Setting up CI for this site with Bitbucket Pipelines and SSH

Feb 26 2020, 18:00 | tags: ci, jekyll, ssh

This post is part of a series: CI for static site generators

Setting up CI for this site with Bitbucket Pipelines and SSH (this post)
Building and deploying a Jekyll site via GitHub Actions
Building/deploying Jekyll and Hugo sites via GitLab CI

After years of executing a “build and upload per FTP” batch on my machine, I now have a GitHub Pages-like experience when updating this site.

The source code lives in a repository on Bitbucket, and I already had automated building and publishing it, but this only worked on a computer with Mercurial, Jekyll and WinSCP installed.
I always liked GitHub Pages’ “push to the repo and we’ll auto-publish the site for you” experience, but moving this site to GitHub Pages is not an option because it contains some PHP code.

With Bitbucket offering its own CI service with Bitbucket Pipelines for some time now, I finally sat down and tried to setup auto-publishing this site to my webspace.

1. Building the site with Jekyll

That was the (relatively easy) part. This is actually the second time I tried this, but couldn’t get it to work the first time.

The problem was that I’m on Windows, and a few years ago I discovered Portable Jekyll, which I’m using since then to build my Jekyll sites on my machine (because it’s easier than installing Ruby and stuff manually).

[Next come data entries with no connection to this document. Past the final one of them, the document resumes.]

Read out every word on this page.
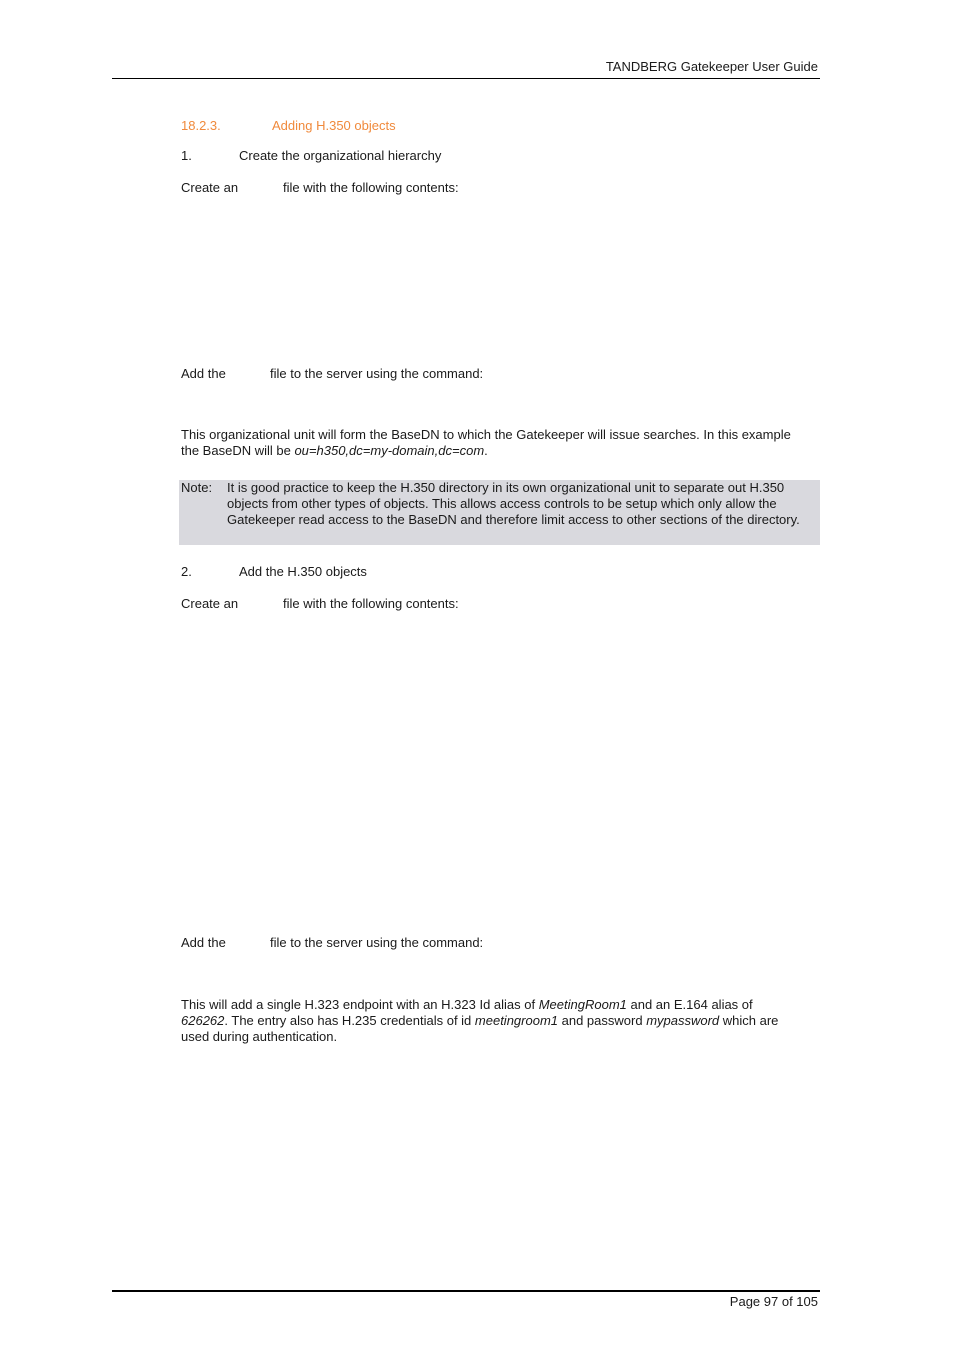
TANDBERG Gatekeeper User Guide
18.2.3.	Adding H.350 objects
1.	Create the organizational hierarchy
Create an	file with the following contents:
Add the	file to the server using the command:
This organizational unit will form the BaseDN to which the Gatekeeper will issue searches. In this example the BaseDN will be ou=h350,dc=my-domain,dc=com.
Note: It is good practice to keep the H.350 directory in its own organizational unit to separate out H.350 objects from other types of objects. This allows access controls to be setup which only allow the Gatekeeper read access to the BaseDN and therefore limit access to other sections of the directory.
2.	Add the H.350 objects
Create an	file with the following contents:
Add the	file to the server using the command:
This will add a single H.323 endpoint with an H.323 Id alias of MeetingRoom1 and an E.164 alias of 626262. The entry also has H.235 credentials of id meetingroom1 and password mypassword which are used during authentication.
Page 97 of 105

Unfortunately Portable Jekyll hasn’t been updated for a while, so I’m using the same (fixed) Jekyll version 3.2.1 for years.

This is okay for me, but it means that my Jekyll sites don’t have a Gemfile, and honestly I never actually figured out how Gemfiles work.

When I tried to build my site with Bitbucket Pipelines for the first time, I used some generic Docker image with only Ruby already installed.
I then installed Jekyll myself during the build…and found that I couldn’t get my site to build unless I added a Gemfile. Unfortunately, building with Portable Jekyll on my local machine stopped working as soon as I added the Gemfile, and I never figured out to get both builds to work.

Apparently others had problems with that as well, so in the meantime, the creators of Jekyll created the jekyll/builder Docker image, which has a fully working Jekyll version already installed. Plus, there’s a separate image for every existing Jekyll version, which means I can just always use the version matching my local Portable Jekyll installation.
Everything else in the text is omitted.